Leg 10: Sion to Gibraltar


Here it is: the tip of Europe. My airplane is currently parked on an airstrip at the foot of the Rock of Gibraltar. You can’t go any further south before you’re in Africa. It’s a long way from Sion in a lot of ways — agriculturally, topographically, altitudinally, you get the picture. On to the scenery:

The view from the sky…

Civilization meets its match

Central Spain from above


Circle irrigation on Spanish farms

I was hoping that circle irrigation would pop up somewhere that wasn’t the sweeping Great Plains of the United States. And here, somewhere between Madrid and the Mediterranean, it happened. It’s just what it sounds like: some irrigation apparatus is set up on a pivot, and it rotates in a circle. It’s pretty sparse in the picture above, but just wait for America. I know plenty of spots there.

The more you know…

The Rock of Gibraltar

In 1713, a big thing happened. Some European powers got in a room and, when they came out with a deal, the world changed quite a bit. That deal was the Treaty of Utrecht, and it saw a lot of land change hands.

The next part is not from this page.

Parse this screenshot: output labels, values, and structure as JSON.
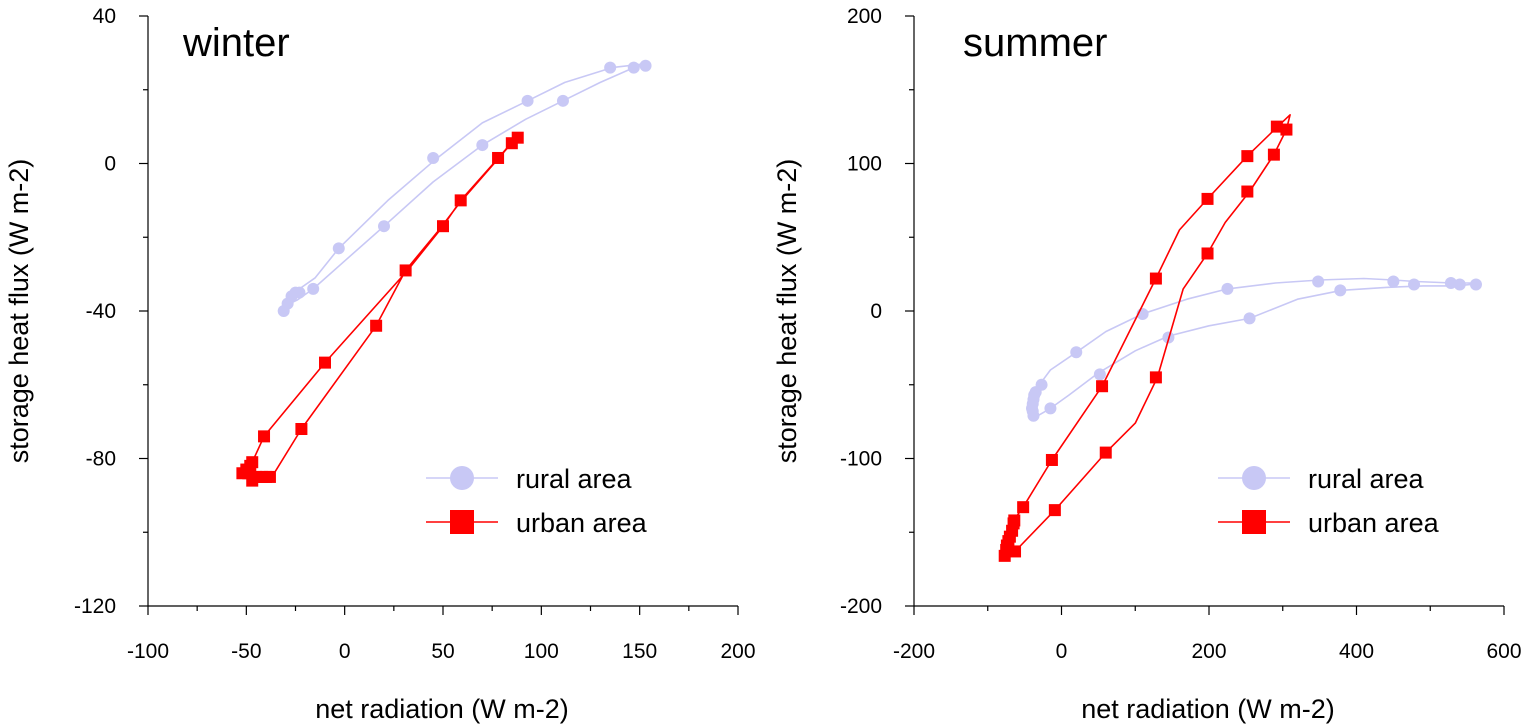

The chunk of rock in the picture above was one such territory. The Spaniards gave it to the Brits (and are now trying to get it back, though quite peacefully). It’s a sweet piece of real estate. That body of water on the other side of the rock is the Mediterranean Sea, and the rock acts as a high-ground gatehouse to those waters.

Just when the Brits were setting up shop in Gibraltar, they also got comfortable in Rupert’s Land (which comprised most of what is now Canada to the north and west of southern Ontario and Quebec), Newfoundland, and the rest of the Maritimes, save for Île-Saint-Jean (Prince Edward Island) and Île Royale (Cape Breton Island).

So Great Britain came out on top, that time.